I’ve semi-rearranged the sewing room to make room for the new quilting machine and in the process I’ve managed to misplace most everything – I can’t find my stuff.
I use the word rearranged very loosely. It was more of a case of “shove this cart over into a corner, and this table over there. Then stack a few things on top of whatever was most recently moved. Okay, put a few more things on top of that tower of fabric, it shouldn’t topple over. Oh yeah, and push this out of the way, too.” The sewing room has reached critical mass, and I can’t find one thing in all of the chaos.
I could start cleaning this evening, but I think I’ll pull a Scarlett O’Hara – I’ll think about it tomorrow, meanwhile ignoring the mess while I sip on an adult beverage while I sit in front of the biggest time waster of all, my computer.
I’m still hanging with Bonnie Hunter and have spent the weekend hunkered down with Segment Two of the Celtic Solstice Mystery Quilt. Thank goodness that I’m only making the small quilt which measures 75″ or 190.5 cm square. The fact that I don’t own a king-sized bed had a lot to do with my decision, in this case size does matter.

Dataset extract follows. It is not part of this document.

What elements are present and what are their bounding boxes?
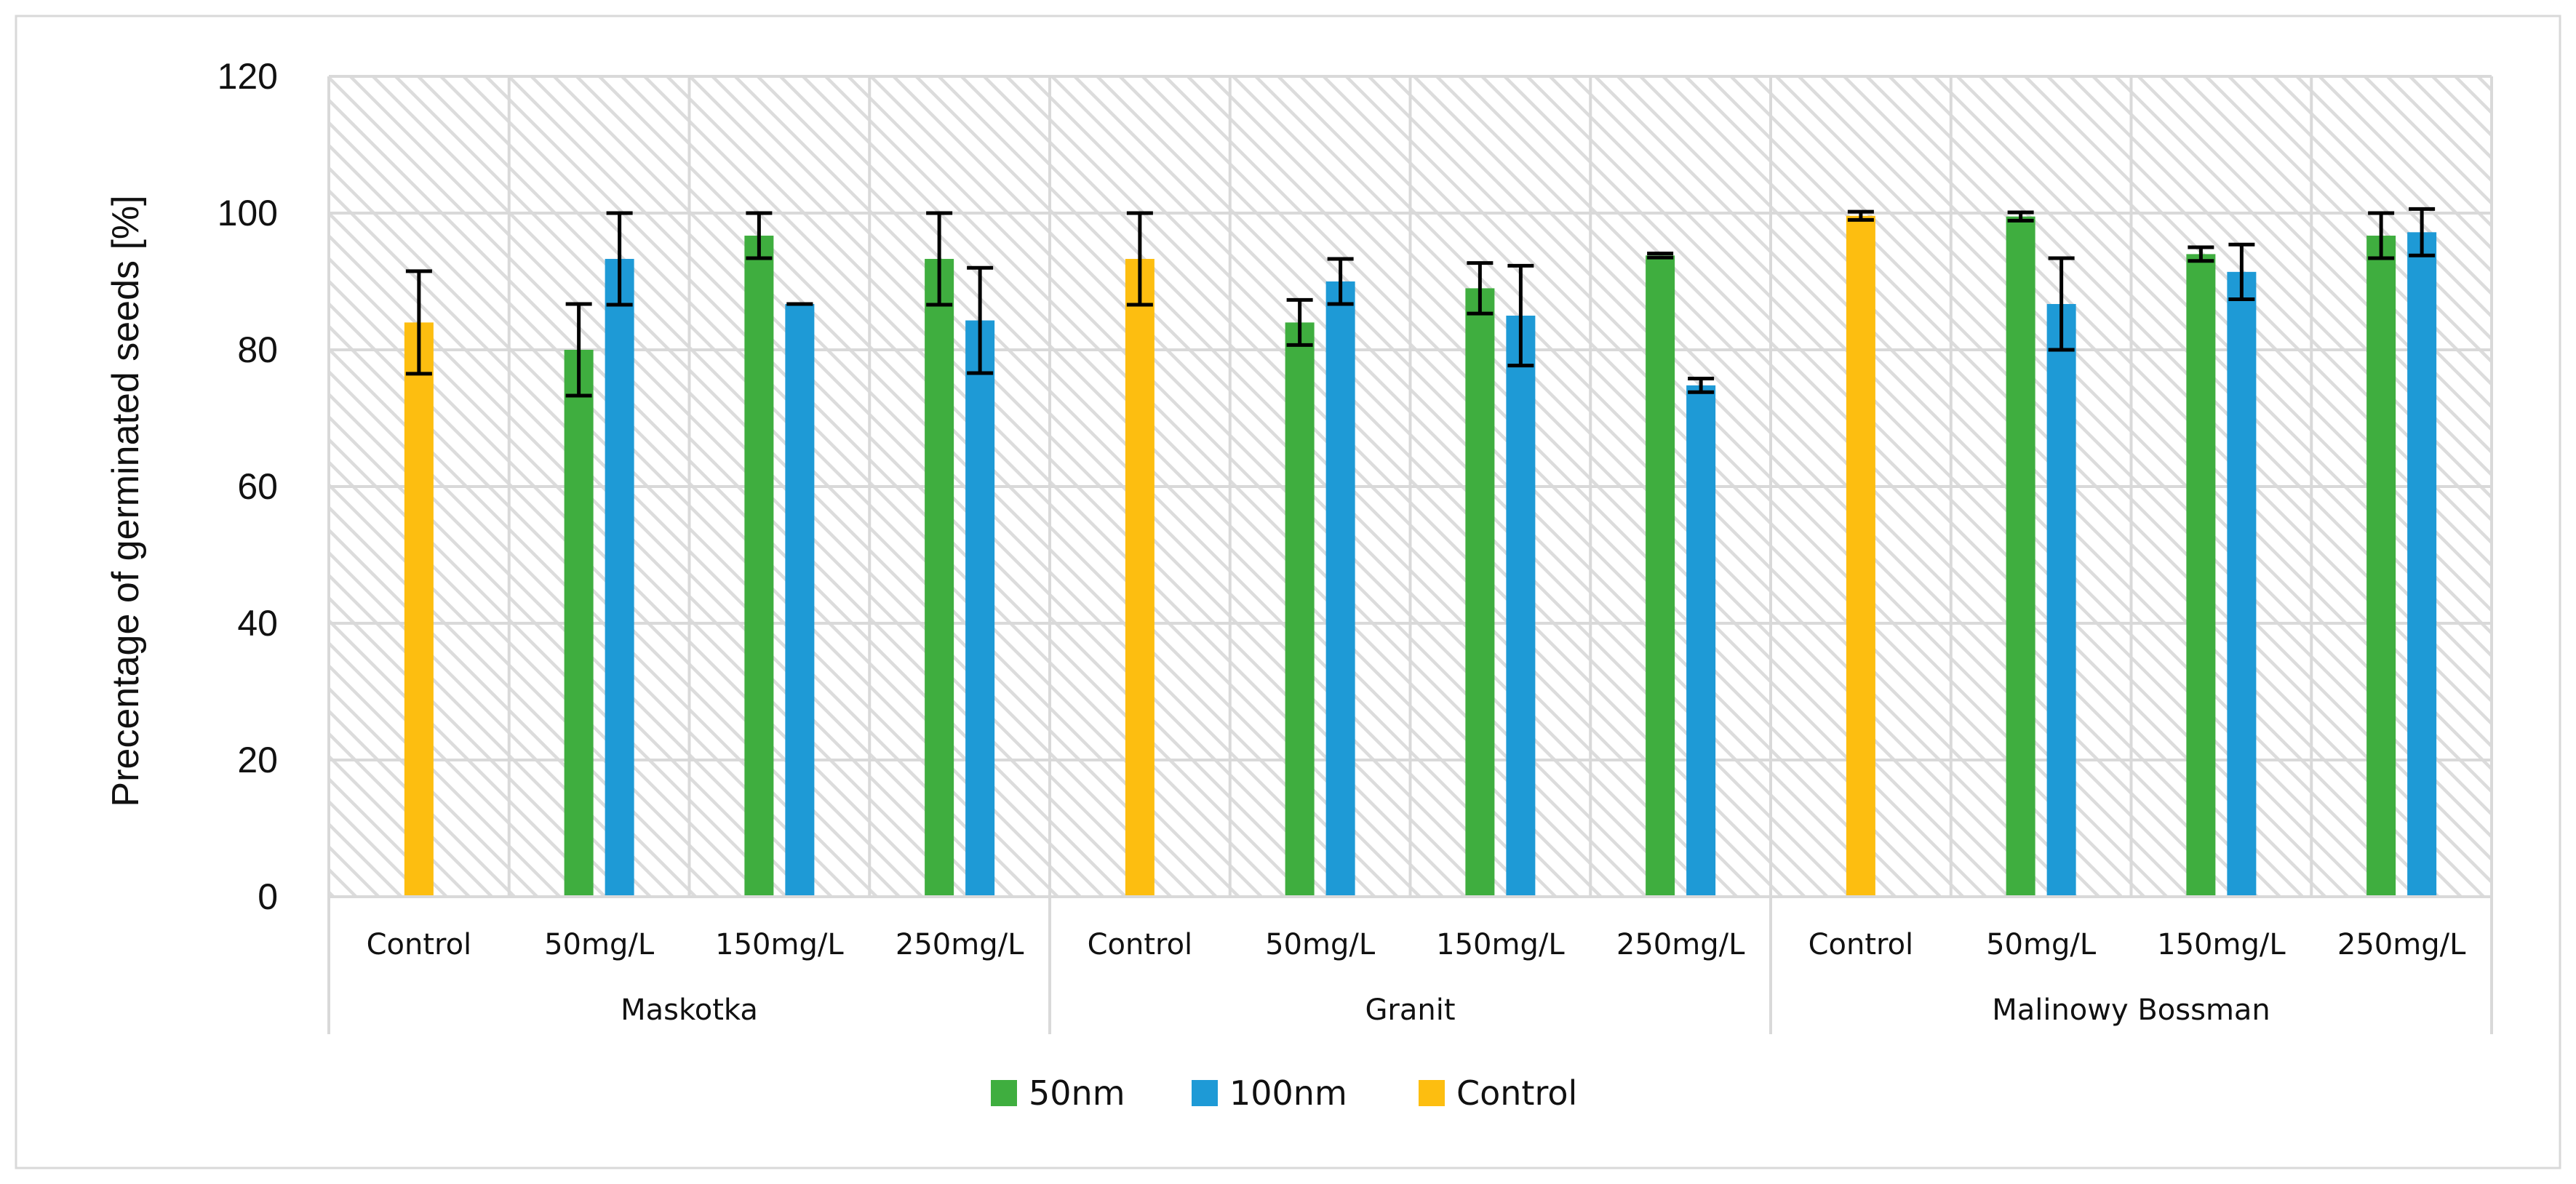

If I had opted for the large quilt, I would have needed to cut a total of 1,464 fabric patches to make 244 chevron units. As it is, I cut 600 patches to make a grand total of 100 chevron units. Each chevron measures 3.5″ or 8.89 cm unfinished. Ten more chevron units and I can color this segment complete.
I had a last minute change of heart over the yellows. When shopping my stash for this project, I pulled every piece of caramel colored fabric that I owned. But within the last few weeks, I’ve been gifted with a number of bags and boxes of fabric and with the occasional surprise of quilting related buried treasure. (Note: if I could find my stuff, I’d show you). While burrowing through one particular bag – or maybe it was a box – I found a scrap of yellow fabric that made me think of butterscotch the minute I saw it. “Too bad,” I thought, “that there’s so little of this fabric.” I smoothed it out, and set it aside while I delved deeper into the bag (or box). Soon after, I shouted “Eureka!” while hauling out several yards of the same fabric.
Selecting greens is easy – all greens live together in nature. Blues can be a bit tricky, and in my world, so can reds, and oranges, and yellow. So I chucked all of the caramel colored yellows in favor of the lighter, and in my humble opinion, happier butterscotch yellows.